Jillian Tamaki has been creating comics for adults and teens for over a decade, collecting the literary world's top prizes — Eisner Awards, Caldecott Honors and Governor General's Literary Awards — along the way. Her first picture book, They Say Blue, explores colour and perception through the eyes of a young girl. It won Tamaki her second Governor General's Literary Award and was described by judges as a "sweeping, joyous book" that "makes one's heart sing."

Tamaki previously won the Governor General's Literary Award in 2014 for her illustration work in This One Summera YA graphic novel written by her cousin Mariko Tamaki. On the day her second win was announced, the Calgary-raised and Toronto-based artist spoke to Doug Dirks on the CBC Radio show The Homestretch.

A new challenge

"They Say Blue is a meditation about the ways we move through the world. It's about our perception and how that's coloured by what we know, what we don't know, how we feel, what people have told us and questioning some of those things. It's about exploration and observation, which kids are very good at.

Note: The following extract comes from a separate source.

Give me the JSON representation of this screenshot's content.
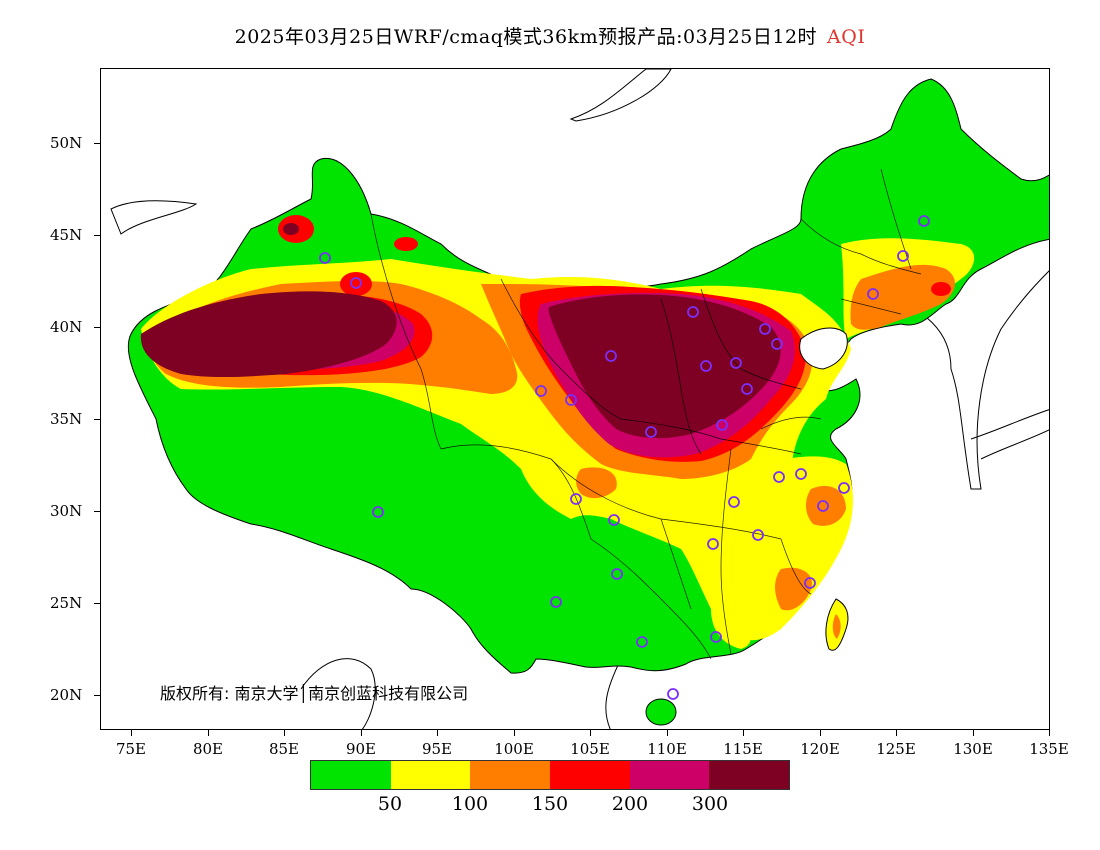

"The picture book form is a storied, classic form. I work in comics and graphic novels and that's a pretty new-ish form. As an illustrator, technically speaking, [the picture book] was a form I was intrigued by and wanted to try. With every new book and new demographic that you make stuff for, you engage with that reader. I was up for that challenge of talking to a different audience."

An interior image from They Say Blue by Jillian Tamaki. (Jillian Tamaki/Groundwood Books)

Working collaboratively vs. independently

"This win is different, mostly because the books I have done before that have won or been nominated for Governor General's Literary Awards have been with my cousin and they've been collaborations. When you work with somebody else, there's an alchemy that happens. Your contribution and their contribution mix to make something you couldn't have done on your own. When you're working on your own book, you are responsible for all its successes and failures."

The comics boom

"Comics and illustration has just exploded in the last 15 years. I graduated from the Alberta College of Art of Design in 2003. When I first started making comics, they were just for me. I was trying to understand how to make art. Eventually I got into the indie comics scene and was talking to other creators and artists in the underground niche culture it was back then. It's grown in popularity and I've been lucky that my career has coincided with that. I couldn't even imagine how popular it would become. Now I'm talking to a wider group of people, including kids, and that's a big challenge to get out of your comfort zone and talk to people who are less and less like you."

What's next

"I'm doing more kids books. I'm definitely going to do more comics for adults and teenagers, but I'm in that picture book mode. It's such a puzzle. It's a very defined form in terms of size and number of pages, so it's very puzzle-like and I'm very intrigued by it. I'm focusing on that for now."

Calgary-raised and Toronto-based artist Jillian Tamaki received the 2018 Governor General's Literary Award for young people's literature — illustrated books for her first picture book They Say Blue. She won the prize previously in 2014 for the graphic novel This One Summer, written by Mariko Tamaki. 7:56

Jillian Tamaki's comments have been edited for length and clarity.